You have already seen the how to prepare a dataset to train and evaluate a simple model in the notebook. There are many ways in which you can attempt to improve the model performance, some of which are described in this chapter. Specifically, the chapter will cover performance metrics, model selection, and hyperparameter tuning.
3.1 Performance metrics
It is important to make sure your performance metric directly translates to what you are trying to achieve for the use case. An overview of some of the well-known metrics is given in Performance Metrics in Machine Learning [Complete Guide]. Additionally, you can glance through the metrics listed at sklearn.metrics to see if anything better fits your needs. For example, the
matthews_corrcoef metrics can be very suitable for most classification tasks. Also, some domains have their own specific metrics, such as Computer Vision (5 Object Detection Evaluation Metrics That Data Scientists Should Know) and NLP (The Most Common Evaluation Metrics In NLP).
3.2 Model Selection
In the notebook you already saw a simple baseline model, the Random Forest Classifier, which is generally a good starting point for tabular data. Your educational background should give you enough intuition as to which model type is suitable for the task at hand. If you have no sense of what model would fit your particular classification or regression problem, you could consider using PyCaret for tabular data to automatically try out a suite of frequently used machine learning algorithms with a single function call.
3.3 Hyperparameter Tuning
Now that you settled for a model and a performance metric, the fun can begin. Manually tuning the hyperparameters of your model will only get you so far. The default way of brute forcing is by using a grid- or random search, for example using scikit-learn. However, these methods can be extremely resource-intensive. Sklearn’s built-in grid- and randomized search aren’t the most advanced methods, although they can be a good option for less computationally intensive models. For models that have longer training times, e.g. boosting trees and neural networks, more advanced optimization methods are better suited. Have a look at this blog on Bayesian optimization by Vantage alumnus Mike or this more general blog about hyperparameter tuning to get an idea of different tuning methods.

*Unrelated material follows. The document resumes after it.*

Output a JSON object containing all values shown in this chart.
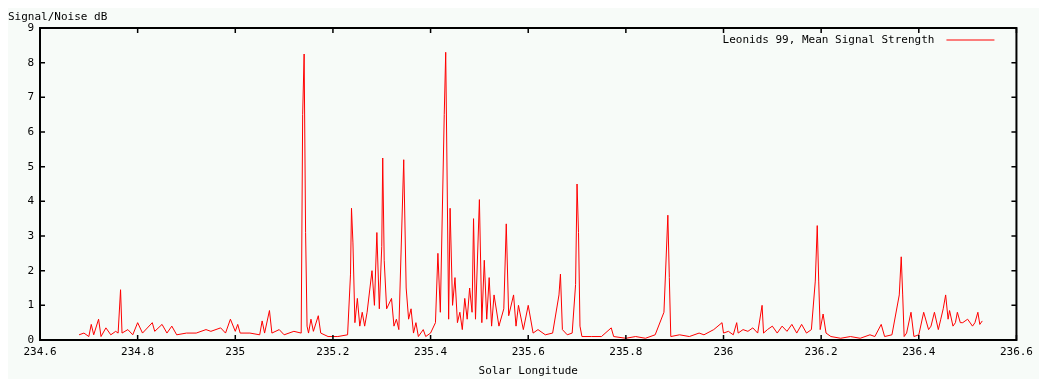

More efficient exploration of your parameter space can be achieved by utilizing some advanced hyperparameter optimization libraries for Python. One good example is Optuna, which lists some examples in their GitHub repository.
Use the techniques above to improve the performance of the simple model in the notebook.
- Choose a performance metric that you think fits this particular case best. Describe why you think it is the best fit.
- Try out at least three different models and see which model performs best.
- Choose one of more models from step 2 and try to tune its hyperparameters to improve the performance even more.